Thursday, March 14, 2013

Discovering the Sacred: Sacred Objects, a Post by Nancy L. Agneberg

Recently, I met a woman who had moved with her husband from a five bedroom home to a 750 square foot condo. Let that image sink in. She assured me that they had not led a spartan lifestyle. A great deal of stuff had to go, and the process (Note the word "process.") was not always easy and involved negotiating and decision-making and some grieving. Her husband had a harder time with the process, and she admitted there are still things languishing in a rented storage compartment, but the result for her is FREEDOM. She feels free. 
     Almost everyone I know in the 60-70 age range talks about simplifying their lives, and what is meant most often is "getting rid of our stuff." It is a common topic of conversation, but is often more talk than practice. One dear friend, however, methodically and on an ongoing basis since her retirement, has been relieving herself of much of what she has collected and loved over the years, and while it has not been easy, I know she feels lighter and clearer. 
     When we put our house on the market, we went through a "staging" process, which now is something that is almost a real estate law. Even though a house is almost the most personal evidence of whom one is, the idea is to remove your own personality and create a stage set anyone could adopt. "Staging," however, is not the same as "simplifying." It seems to me that "simplifying," is more of a permanent decision, a way of adopting and adapting to a different chapter in our lives. Simplifying is something I do for myself, and staging is for the benefit of others. That being said, I don't miss most of what we have eliminated from our current living space--much of what is now in our own rented storage compartment. 
     I yearn for the next stage--moving into a much smaller house. I am ready to make clear decisions of what stays and what goes. I want to know which of our possessions will make the cut and will create a sense of home in our next living space. What I am striving for is a place where care of possessions and home doesn't bypass the pleasure. I believe that is possible. 
     One of my favorite books on organization is Organize for a Fresh Start, Embrace Your Next Chapter in Life by Susan Fay West. One of the author's key questions is, "Does an item make my house feel more like a home?" This morning I considered this question as I packed a number of favorite items gathered on the bookshelves in my office. I altered the question slightly. Do these things add to the sacredness of the house and aid me in living a more sacred life? Will they live in the next house? They have been favorite things, but are they sacred objects? 
    What is a sacred object? Here's one way to think about it, according to Jean Shinoda Bolen in Close to the Bone, Life-Threatening Illness as a Sacred Journey: "Whenever we are in love with what we are doing or who we are with, whenever we are totally absorbed, engaged, and fascinated, we are in Kairos." Without getting into an involved analysis of "kairos," I think of it as a time when something special happens or is possible, and for me one time when I experience kairos is when I am fully engaged with a sacred object
     The sacred objects in my life right now include my laptop, my journal, the books I am currently reading, and a fountain pen Bruce gave me years ago, which I use when writing letters and in my journal. I suppose I could classify these objects as simple tools or even as pleasures or luxuries in my life, but when I approach them as a way to know my essence, when I see them as spiritual tools, they become sacred objects. When I use them as spiritual tools, I am fully engaged in reflection, in discovery, in connection. Use of these sacred objects takes me deeper. 

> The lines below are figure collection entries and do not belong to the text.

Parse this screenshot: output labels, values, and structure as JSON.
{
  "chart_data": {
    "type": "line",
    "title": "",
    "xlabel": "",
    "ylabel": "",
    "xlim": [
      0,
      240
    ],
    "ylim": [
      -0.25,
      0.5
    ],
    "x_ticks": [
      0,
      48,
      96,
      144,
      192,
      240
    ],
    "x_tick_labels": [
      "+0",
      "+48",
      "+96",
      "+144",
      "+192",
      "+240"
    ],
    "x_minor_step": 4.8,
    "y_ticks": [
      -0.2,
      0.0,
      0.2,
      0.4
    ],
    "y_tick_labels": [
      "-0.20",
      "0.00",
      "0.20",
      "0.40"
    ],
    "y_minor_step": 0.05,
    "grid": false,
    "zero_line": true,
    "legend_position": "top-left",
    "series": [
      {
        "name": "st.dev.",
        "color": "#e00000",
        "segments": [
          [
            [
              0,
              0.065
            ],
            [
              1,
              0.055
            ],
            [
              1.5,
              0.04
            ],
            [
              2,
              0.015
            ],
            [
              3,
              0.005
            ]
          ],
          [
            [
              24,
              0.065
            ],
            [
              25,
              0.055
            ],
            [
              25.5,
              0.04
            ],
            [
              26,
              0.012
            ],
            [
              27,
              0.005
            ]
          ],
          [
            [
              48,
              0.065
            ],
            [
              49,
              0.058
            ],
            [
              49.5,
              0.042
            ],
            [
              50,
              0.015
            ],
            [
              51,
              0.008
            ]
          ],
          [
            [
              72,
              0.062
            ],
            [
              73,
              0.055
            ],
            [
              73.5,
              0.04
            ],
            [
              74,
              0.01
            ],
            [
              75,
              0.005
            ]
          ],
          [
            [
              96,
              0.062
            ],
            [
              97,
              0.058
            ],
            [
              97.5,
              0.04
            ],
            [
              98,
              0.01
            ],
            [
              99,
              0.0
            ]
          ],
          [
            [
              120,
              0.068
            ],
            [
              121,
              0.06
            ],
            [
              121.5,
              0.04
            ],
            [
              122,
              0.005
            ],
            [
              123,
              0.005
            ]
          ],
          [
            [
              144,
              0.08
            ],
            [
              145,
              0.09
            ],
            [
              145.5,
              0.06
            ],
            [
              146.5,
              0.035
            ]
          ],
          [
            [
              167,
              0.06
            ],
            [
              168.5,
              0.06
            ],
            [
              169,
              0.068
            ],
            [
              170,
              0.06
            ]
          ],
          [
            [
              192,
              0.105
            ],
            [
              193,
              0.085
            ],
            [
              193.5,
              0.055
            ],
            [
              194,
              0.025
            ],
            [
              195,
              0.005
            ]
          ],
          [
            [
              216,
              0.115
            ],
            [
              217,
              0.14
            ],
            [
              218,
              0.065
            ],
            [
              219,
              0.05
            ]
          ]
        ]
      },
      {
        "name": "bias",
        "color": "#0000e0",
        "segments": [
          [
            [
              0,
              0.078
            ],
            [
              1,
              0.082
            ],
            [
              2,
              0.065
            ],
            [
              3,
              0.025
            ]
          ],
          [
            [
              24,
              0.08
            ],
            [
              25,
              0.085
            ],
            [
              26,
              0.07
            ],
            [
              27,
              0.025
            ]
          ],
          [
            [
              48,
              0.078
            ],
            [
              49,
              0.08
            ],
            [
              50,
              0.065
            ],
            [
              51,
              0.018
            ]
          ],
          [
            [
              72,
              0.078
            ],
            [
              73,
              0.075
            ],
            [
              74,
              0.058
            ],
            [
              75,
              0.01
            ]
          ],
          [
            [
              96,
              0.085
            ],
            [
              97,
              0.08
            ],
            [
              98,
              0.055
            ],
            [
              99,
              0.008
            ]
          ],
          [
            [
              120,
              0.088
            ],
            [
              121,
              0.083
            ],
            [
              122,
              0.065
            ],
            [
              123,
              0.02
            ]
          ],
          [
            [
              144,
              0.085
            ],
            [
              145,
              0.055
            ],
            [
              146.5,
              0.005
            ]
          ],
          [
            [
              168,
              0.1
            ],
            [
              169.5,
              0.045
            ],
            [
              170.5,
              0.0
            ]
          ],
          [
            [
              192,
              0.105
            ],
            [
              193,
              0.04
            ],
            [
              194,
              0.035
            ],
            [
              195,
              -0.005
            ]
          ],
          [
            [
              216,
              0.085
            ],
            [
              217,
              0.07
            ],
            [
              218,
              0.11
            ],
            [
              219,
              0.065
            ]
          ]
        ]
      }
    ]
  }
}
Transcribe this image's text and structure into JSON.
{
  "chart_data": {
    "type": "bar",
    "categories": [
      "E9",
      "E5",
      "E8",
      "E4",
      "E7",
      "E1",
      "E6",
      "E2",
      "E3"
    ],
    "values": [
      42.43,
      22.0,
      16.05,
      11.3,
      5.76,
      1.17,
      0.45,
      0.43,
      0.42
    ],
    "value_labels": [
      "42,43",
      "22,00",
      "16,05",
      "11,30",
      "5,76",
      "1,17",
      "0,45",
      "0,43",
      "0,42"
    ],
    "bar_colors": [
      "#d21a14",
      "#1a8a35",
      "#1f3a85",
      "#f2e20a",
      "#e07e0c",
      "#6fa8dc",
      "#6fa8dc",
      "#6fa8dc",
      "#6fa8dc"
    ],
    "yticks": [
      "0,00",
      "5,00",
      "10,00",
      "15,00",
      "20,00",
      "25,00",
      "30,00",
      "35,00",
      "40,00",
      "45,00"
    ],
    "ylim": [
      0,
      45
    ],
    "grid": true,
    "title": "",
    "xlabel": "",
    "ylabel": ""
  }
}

    "Pausing often helps us to remember and value our ability to choose. Doing so with awareness, remembering to ask, "What's enough here and now? takes us deeper. We will find ourselves ripening into another way of being. It happens as silently and as slowly as as an apple turning red." Inviting Silence, Universal Principles of Meditation by Gunilla Norris 

    The good news is that these beloved sacred objects travel easily and will fit into whatever space I inhabit.
     What are the sacred objects in your life? How are you simplifying your life and in what ways is doing that a spiritual practice for you?